The attorney for a controversial catering hall in Eastport told the Southampton Town Planning Board last Thursday that the site had enough parking spaces to accommodate guests.
The exchange was part of the latest chapter in the ongoing struggle between neighbors of the 4,000-square-foot Trumpets at the Gate facility, which opened in 2004 despite a 2002 lawsuit filed against the Planning Board by neighbors who believed that the building did not match the plans drawn up for it.
Lance Keelan and Helen Fehr, who own the facility, have agreed to reduce the size of the hall to 3,450 square feet, but they are proposing to include only 49 parking spaces in their plan, which leaves Planning Board members in doubt over whether that is enough parking for the maximum 113 guests allowed by the business’s certificate of occupancy.
The developers are proposing such a small number of parking spaces because if 50 or more are provided, the project will need to undergo an extensive state-mandated environmental review.
Ten of those parking spaces are at a marina next door to the catering hall, which is also owned by Mr. Keelan and Ms. Fehr.

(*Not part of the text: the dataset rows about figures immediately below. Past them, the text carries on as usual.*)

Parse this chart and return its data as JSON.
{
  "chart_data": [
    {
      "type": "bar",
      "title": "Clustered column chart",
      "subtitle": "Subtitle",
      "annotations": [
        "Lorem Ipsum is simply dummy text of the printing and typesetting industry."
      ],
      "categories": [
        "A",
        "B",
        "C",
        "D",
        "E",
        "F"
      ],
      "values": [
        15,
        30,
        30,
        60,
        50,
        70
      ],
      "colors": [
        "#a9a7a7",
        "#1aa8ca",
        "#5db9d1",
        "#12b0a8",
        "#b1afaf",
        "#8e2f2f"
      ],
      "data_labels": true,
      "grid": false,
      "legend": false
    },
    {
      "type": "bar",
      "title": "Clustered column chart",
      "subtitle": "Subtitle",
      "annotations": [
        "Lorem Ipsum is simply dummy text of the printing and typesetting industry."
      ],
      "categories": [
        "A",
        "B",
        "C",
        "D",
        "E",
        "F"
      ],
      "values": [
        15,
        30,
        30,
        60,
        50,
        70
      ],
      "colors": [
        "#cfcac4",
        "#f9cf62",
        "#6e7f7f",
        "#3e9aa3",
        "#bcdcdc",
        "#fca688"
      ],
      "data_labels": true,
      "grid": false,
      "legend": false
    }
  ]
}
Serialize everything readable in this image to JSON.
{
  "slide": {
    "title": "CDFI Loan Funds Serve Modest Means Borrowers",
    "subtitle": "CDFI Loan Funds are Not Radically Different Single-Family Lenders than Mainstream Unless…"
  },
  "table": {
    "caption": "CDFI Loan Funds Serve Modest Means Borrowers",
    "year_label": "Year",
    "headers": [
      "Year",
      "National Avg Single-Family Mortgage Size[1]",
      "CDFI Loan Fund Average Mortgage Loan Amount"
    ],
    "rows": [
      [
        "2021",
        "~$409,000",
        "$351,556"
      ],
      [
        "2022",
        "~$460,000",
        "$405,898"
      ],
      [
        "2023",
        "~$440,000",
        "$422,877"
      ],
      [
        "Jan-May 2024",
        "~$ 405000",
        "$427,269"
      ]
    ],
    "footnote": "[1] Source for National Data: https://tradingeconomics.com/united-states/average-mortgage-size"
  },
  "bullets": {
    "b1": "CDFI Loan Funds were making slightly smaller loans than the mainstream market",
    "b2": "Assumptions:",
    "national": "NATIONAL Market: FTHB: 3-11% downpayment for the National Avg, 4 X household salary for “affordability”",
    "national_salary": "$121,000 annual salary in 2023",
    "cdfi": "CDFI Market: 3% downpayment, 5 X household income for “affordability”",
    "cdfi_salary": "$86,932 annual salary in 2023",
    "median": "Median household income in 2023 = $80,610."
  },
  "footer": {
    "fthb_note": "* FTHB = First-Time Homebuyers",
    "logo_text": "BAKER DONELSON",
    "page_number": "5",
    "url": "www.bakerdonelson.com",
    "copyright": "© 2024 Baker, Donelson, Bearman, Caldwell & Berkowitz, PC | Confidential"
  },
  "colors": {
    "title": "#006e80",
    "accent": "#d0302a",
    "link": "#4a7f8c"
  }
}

Their attorney, David Walsh, told the Planning Board that 11 more parking spaces that had originally been “land-banked” as part of an older application for a restaurant at the site could be included in the parking plan for the new application. Land-banked parking spaces are not actual parking spaces, but spots on a site plan where parking can be created if needed.
Members of the Planning Board remained skeptical of the parking plan, which they said was obviously generated to avoid the state environmental review process.
Mr. Walsh said that neighbors of the property have not provided a single photograph or other piece of documentation to indicate that there is a parking problem at the site.
The Planning Board referred the parking scheme to the town’s environmental division for further review.